Quondamopolis

In the Zeitgeist, everything will be the future


2015.05.02 22:31
2 May










2015.05.03 09:49
2 May
As to your thinking that line drawing is not "the right way to approach what you're doing in this day and age," I have no idea what it is that you think I am doing. I, on the other hand, have a very clear idea as to what it is that I am doing, which is taking randomly chosen digital images and manipulating them via randomly chosen parametric effects (options provided by the graphic software). It is a learning process, an experimentation process, a note-taking (of technique) process, and ultimately a collection process (of what I call virtual paintings). Beyond that, some of the 'painting' may become the inspiration for something entirely else.
For me personally, it's all become recreational-creativity-exercise that I engage in for an hour or two every other week or so.
Can you explain, at least, what it is that you think I am doing?


2015.05.04 08:00
2 May
Your little 'lesson' on the history of surface rendering and CAD is cute.

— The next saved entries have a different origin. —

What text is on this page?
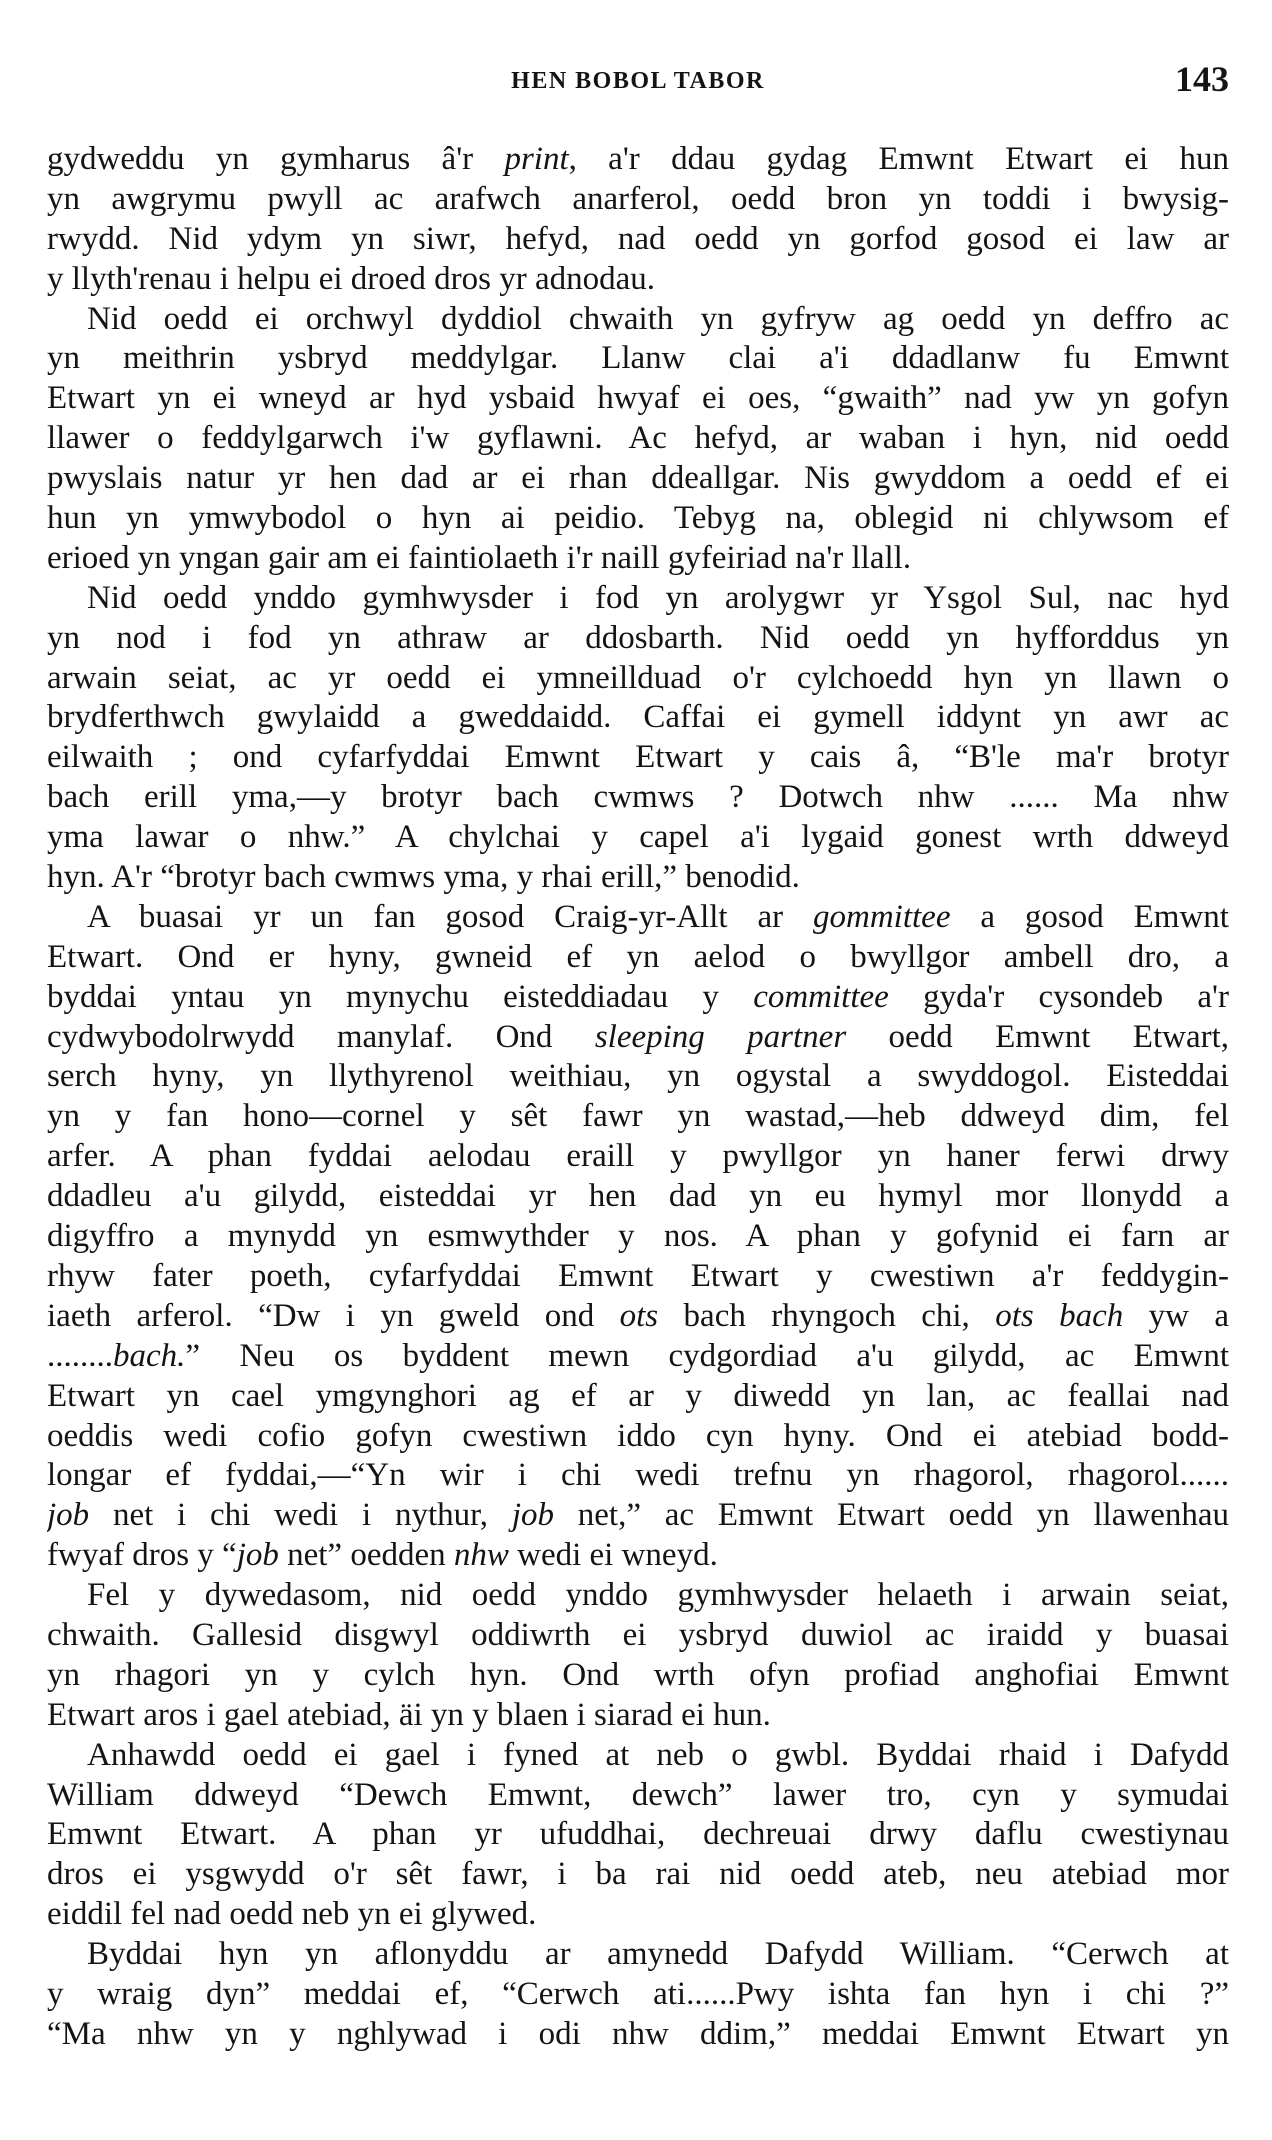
HEN BOBOL TABOR	143
gydweddu yn gymharus â'r print, a'r ddau gydag Emwnt Etwart ei hun
yn awgrymu pwyll ac arafwch anarferol, oedd bron yn toddi i bwysig-
rwydd. Nid ydym yn siwr, hefyd, nad oedd yn gorfod gosod ei law ar
y llyth'renau i helpu ei droed dros yr adnodau.
Nid oedd ei orchwyl dyddiol chwaith yn gyfryw ag oedd yn deffro ac
yn meithrin ysbryd meddylgar. Llanw clai a'i ddadlanw fu Emwnt
Etwart yn ei wneyd ar hyd ysbaid hwyaf ei oes, “gwaith” nad yw yn gofyn
llawer o feddylgarwch i'w gyflawni. Ac hefyd, ar waban i hyn, nid oedd
pwyslais natur yr hen dad ar ei rhan ddeallgar. Nis gwyddom a oedd ef ei
hun yn ymwybodol o hyn ai peidio. Tebyg na, oblegid ni chlywsom ef
erioed yn yngan gair am ei faintiolaeth i'r naill gyfeiriad na'r llall.
Nid oedd ynddo gymhwysder i fod yn arolygwr yr Ysgol Sul, nac hyd
yn nod i fod yn athraw ar ddosbarth. Nid oedd yn hyfforddus yn
arwain seiat, ac yr oedd ei ymneillduad o'r cylchoedd hyn yn llawn o
brydferthwch gwylaidd a gweddaidd. Caffai ei gymell iddynt yn awr ac
eilwaith ; ond cyfarfyddai Emwnt Etwart y cais â, “B'le ma'r brotyr
bach erill yma,—y brotyr bach cwmws ? Dotwch nhw ...... Ma nhw
yma lawar o nhw.” A chylchai y capel a'i lygaid gonest wrth ddweyd
hyn. A'r “brotyr bach cwmws yma, y rhai erill,” benodid.
A buasai yr un fan gosod Craig-yr-Allt ar gommittee a gosod Emwnt
Etwart. Ond er hyny, gwneid ef yn aelod o bwyllgor ambell dro, a
byddai yntau yn mynychu eisteddiadau y committee gyda'r cysondeb a'r
cydwybodolrwydd manylaf. Ond sleeping partner oedd Emwnt Etwart,
serch hyny, yn llythyrenol weithiau, yn ogystal a swyddogol. Eisteddai
yn y fan hono—cornel y sêt fawr yn wastad,—heb ddweyd dim, fel
arfer. A phan fyddai aelodau eraill y pwyllgor yn haner ferwi drwy
ddadleu a'u gilydd, eisteddai yr hen dad yn eu hymyl mor llonydd a
digyffro a mynydd yn esmwythder y nos. A phan y gofynid ei farn ar
rhyw fater poeth, cyfarfyddai Emwnt Etwart y cwestiwn a'r feddygin-
iaeth arferol. “Dw i yn gweld ond ots bach rhyngoch chi, ots bach yw a
........bach.” Neu os byddent mewn cydgordiad a'u gilydd, ac Emwnt
Etwart yn cael ymgynghori ag ef ar y diwedd yn lan, ac feallai nad
oeddis wedi cofio gofyn cwestiwn iddo cyn hyny. Ond ei atebiad bodd-
longar ef fyddai,—“Yn wir i chi wedi trefnu yn rhagorol, rhagorol......
job net i chi wedi i nythur, job net,” ac Emwnt Etwart oedd yn llawenhau
fwyaf dros y “job net” oedden nhw wedi ei wneyd.
Fel y dywedasom, nid oedd ynddo gymhwysder helaeth i arwain seiat,
chwaith. Gallesid disgwyl oddiwrth ei ysbryd duwiol ac iraidd y buasai
yn rhagori yn y cylch hyn. Ond wrth ofyn profiad anghofiai Emwnt
Etwart aros i gael atebiad, äi yn y blaen i siarad ei hun.
Anhawdd oedd ei gael i fyned at neb o gwbl. Byddai rhaid i Dafydd
William ddweyd “Dewch Emwnt, dewch” lawer tro, cyn y symudai
Emwnt Etwart. A phan yr ufuddhai, dechreuai drwy daflu cwestiynau
dros ei ysgwydd o'r sêt fawr, i ba rai nid oedd ateb, neu atebiad mor
eiddil fel nad oedd neb yn ei glywed.
Byddai hyn yn aflonyddu ar amynedd Dafydd William. “Cerwch at
y wraig dyn” meddai ef, “Cerwch ati......Pwy ishta fan hyn i chi ?”
“Ma nhw yn y nghlywad i odi nhw ddim,” meddai Emwnt Etwart yn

I've been working with fully integrated 2D/3D CAD with shaded surface rendering since 1983. I bought Lightscape software in 1996, but never used it. I've never been interested in photorealistic renditions of CAD data, so I've never invested in any other 'add-on' rendering software since. In any case, all that has nothing to do with the manipulation of a 2009 screen clip gif file that I started two days ago.
Yes, the 2009 gif image file is a plan/top view of a rotated/extruded surface of a 3D spline line. The 'grid' is the default 'rendition' of all the opaque triangles that make up the 3D extruded surface within the working environment of the CAD software. The parameters of the surface rendition are changeable, for example, the surface can be viewed as a series of 'parallel' lines, or, of course, as color shaded.
What I think you, curtkram, don't fully realize is that CAD data, and all digital graphic data for that matter, is open to a plethora of renditions dependent on how the parameters are set. Metaphorically, it's like your imagination only registers a 'default'.
Sunday's exercise explored changing parameters of a pixel image within a fairly basic graphic software (that is not CAD).


2015.05.06 11:51
Robert Venturi, Prince Charles & that false Corinthian column
On night at the VSB office, when I saw the column on the model (that was soon being shipped to London, or a detail façade study model), I remember thinking there's something not right about it, and I said so to the employee (perhaps even an associate at that time) that I was with. I was then told that Venturi himself had a fair amount of difficulty in resolving that particular part of the design. It was all a matter of how to punctuate the cascade of Corinthian order from original building to new wing. The final decision, if I recall correctly, was between the half column and a free standing column on pedestal. I'm still inclined to think that no column might have been the best choice, as if to say that in this case punctuation didn't matter.


2015.05.06 15:54
Robert Venturi, Prince Charles & that false Corinthian column
Thayer-D, what is the one line that never shuts-up? Also, I'm curious as to what buildings of the same time period you think are better.


2015.05.06 22:03
Leading artists call to action against the Frick expansion plans
At least give them something to really petition against.